二大広告代理店の電通、博報堂が年末に発表する2009年注目商品ランキングが出そろった。トップ10の上位を占めたのは、エコカー(ハイブリッド車含む)や、エコポイントの対象になった地デジ対応薄型テレビといった省エネ関連商品だ。政府の経済対策によって割安感が高まったのが主因とみられる。
所得減少への生活防衛から同じ品質なら価格のより安い商品へ、という意識はある意味当然だが、それをきっかけに消費者の生活に対する価値観そのものを見直し、身の丈スタイルに合った「成熟した消費行動」に移りつつあるというのが両社共通の分析で、景気が回復してもこの流れは当分変わらないだろうと予測している。
単なる節約志向の流れだけではない
博報堂の「09年商品/サービス興味度ランキング」の結果は以下の通りだ。①新型インフルエンザ対策商品(マスクなど)②訳あり商品③地デジ対応家電④エコポイント商戦⑤エコカー⑥プライベートブランド(PB)⑦1000円高速ドライブ⑧次世代エネルギー商品⑩0円コーヒー/カフェ――。
電通調査では3位にユニクロに代表される低価格ファストファッション、6位に高速道路の自動料金収受システム(ETC)が入ったが、他は博報堂調査とほぼ同一商品が上位に並んだ。
博報堂がヒット商品の背景にあるいくつかの環境変化を列挙している。第一は「未来の土台」に着目する消費者意識だ。政府が打ち出す様々な政策で、地上波がアナログからデジタルに全面移行したり、経済の成長よりも地球環境に配慮した経済への構造転換が進んだりしている。嗜好性が強い消費よりも、新時代へのコストとして受け入れられたのが地デジ対応商品やエコカーというわけだ。

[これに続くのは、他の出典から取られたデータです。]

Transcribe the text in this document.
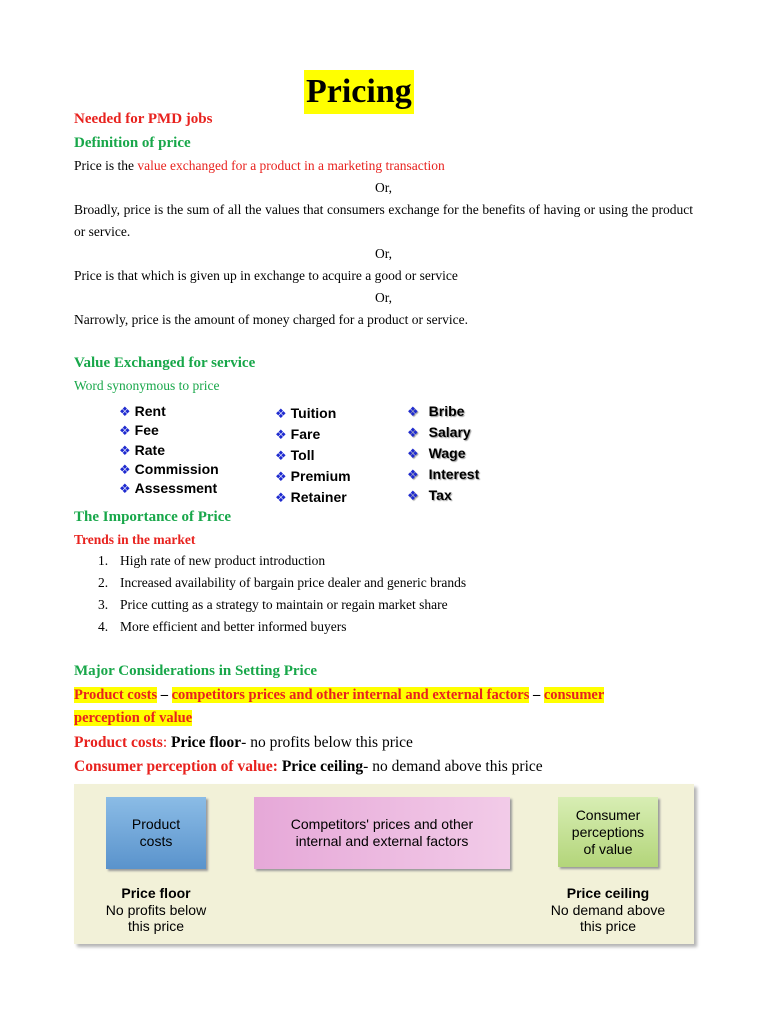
Pricing
Needed for PMD jobs
Definition of price
Price is the value exchanged for a product in a marketing transaction
Or,
Broadly, price is the sum of all the values that consumers exchange for the benefits of having or using the product or service.
Or,
Price is that which is given up in exchange to acquire a good or service
Or,
Narrowly, price is the amount of money charged for a product or service.
Value Exchanged for service
Word synonymous to price
❖ Rent
❖ Fee
❖ Rate
❖ Commission
❖ Assessment
❖ Tuition
❖ Fare
❖ Toll
❖ Premium
❖ Retainer
❖ Bribe
❖ Salary
❖ Wage
❖ Interest
❖ Tax
The Importance of Price
Trends in the market
1. High rate of new product introduction
2. Increased availability of bargain price dealer and generic brands
3. Price cutting as a strategy to maintain or regain market share
4. More efficient and better informed buyers
Major Considerations in Setting Price
Product costs – competitors prices and other internal and external factors – consumer
perception of value
Product costs: Price floor- no profits below this price
Consumer perception of value: Price ceiling- no demand above this price
Product
costs
Competitors' prices and other
internal and external factors
Consumer
perceptions
of value
Price floor
No profits below
this price
Price ceiling
No demand above
this price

第二は、「もっと贅沢を」という志向から「身の丈」スタイルへの意識変化。メーカー品と同じ品質なのに価格は2~5割安いとされるPB商品、規格にはまらない野菜や、目立たない傷があるために価格を引き下げた商品に人気が集まったのは、単に節約志向の流れだけではなく、「高級であることより、身の丈にあったモノを目利きして暮らすほうが快適」(同社のネット調査で86.8%が回答)という意識変化の表れと見られる。
「下取りセール」や「カーシェアリング」が伸びる
「所有欲」を満たす消費から、「共有」によりむだを極力排除しようという動きも強まった。その象徴が「下取りセール」や「カーシェアリング」といった新しい消費形態が伸びていることだ。同社は「東京都心部などでは深夜の交通手段なども充実し、高額の駐車料金まで払って自家用車を保有するよりも、他人と共有する車を必要なときだけ利用し、それで浮いたおカネを趣味など活用した方が満足できる」という。
15位にランクインした「自転車ブーム」のように、「安価」を求める節約志向だけでなく、それによって健康・体力増進につながることに満足を見出すのが最近のトレンド。まだまだ厳しい経済環境が続く中で、嗜好品やぜいたく品よりも、日常の「質」に目を向けて、「生活の土台交換」へ進んでいく――博報堂は来年の消費動向をそう読んでいる。